Tasha: Well, part of what keeps people coming back is that it’s just an exciting story, with extremely well-realized characters, and surprising plot twists. And part of it is that Martin executes it all at a level of detail that’s tremendously friendly to those obsessive fans, who at this point have so much material that they could keep speculating endlessly. And part of it is the cliffhangers, and that sense of gotta-see-what-happens-next. Martin is market-savvy in a lot of ways, and he’s smart about keeping people from disengaging.

But I really think the heart, the essence of what he’s doing with A Song Of Ice And Fire is what he’s always gone best: He’s playing with readers’ sense of justice, and their innate desire to see the bad guys punished and the good guys triumphant—or, in a more nuanced way, to see the arrogant humbled, and the weak and innocent saved from horrible fates, and the dutiful and honorable rewarded. What Martin does, better than any other writer I’ve ever read, is create scenarios where justice is denied in elaborate and frustrating ways, but then finally comes—always at a cost. There are no easy payoffs in his books, in this series or in his past history. You talk about ignoring The Others in order to focus on smaller, more immediate threats to the Seven Kingdoms—well, so are the characters, who are scrabbling for the best deck chair on the Titanic, and generally don’t know it. And yet a small, determined handful of people know exactly what they’re facing with The Others, and are trying to fight them before it’s too late for the rest of the world. In a fair and just world, they’d triumph and be considered heroes: Their sacrifices would be recognized and rewarded. With Martin, there’s no telling. It’s a fantasy series, so we all assume they’ll eventually triumph—cruel as Martin can be to his characters, I don’t believe for a second that he’d end with them all dying horribly and the world perishing in eternal winter. The question is what it’ll take to succeed, what kind of price they’ll have to pay, and exactly how they’ll go about it.

All of which may sound obvious, but Martin echoes this sort of thing over and over on smaller scales, and the way he denies characters justice and safety is consummately button-pushing.

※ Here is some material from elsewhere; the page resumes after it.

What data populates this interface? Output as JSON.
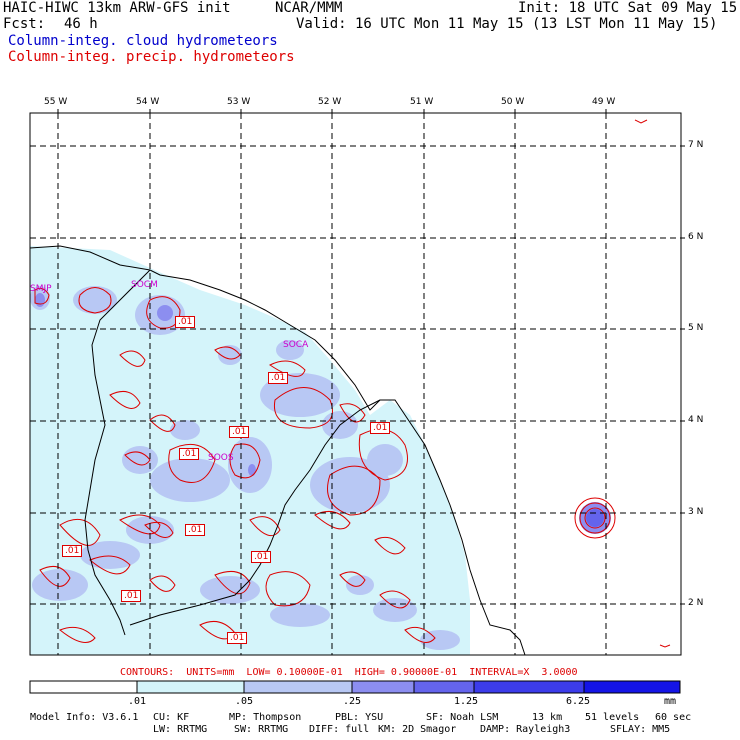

Like Arya finally almost being reunited with her mother and siblings, only to be whisked away from The Red Wedding. Or Brienne finally finding Catelyn and promptly getting strung up for her trouble, without a chance to speak. Or Oberyn Martell fighting Gregor Clegane, and so clearly having him on the ropes, before that went horribly sour. Even Cersei planning to let Ned live at the end of Game Of Thrones, and Joffrey overruling her… It’s a pattern Martin follows over and over, promising readers satisfaction, then denying it. But that just makes the relief stronger and sweeter when, say, Tyrion finally strikes back against his father, or Dany finally gets the hell out of Meereen and away from all the people who have held her down and tried to manipulate, control, or kill her. That, I think, is what keeps people coming back to A Song Of Ice And Fire: the monstrous injustices Martin foists on his characters, and the savage satisfaction when one of them finally triumphs. He keeps the stakes high, but so does a great deal of fantasy. What he does really well is make them personal at the same time.

And now, thanks to the HBO series, they’re becoming personal for a lot more people. I’m glad the show brought you into the fold, Genevieve. Welcome on board. Now join me in waiting for the next book, and waiting to see whether the TV series does Martin justice, or withholds it from him, just to see if that keeps fans coming back, too.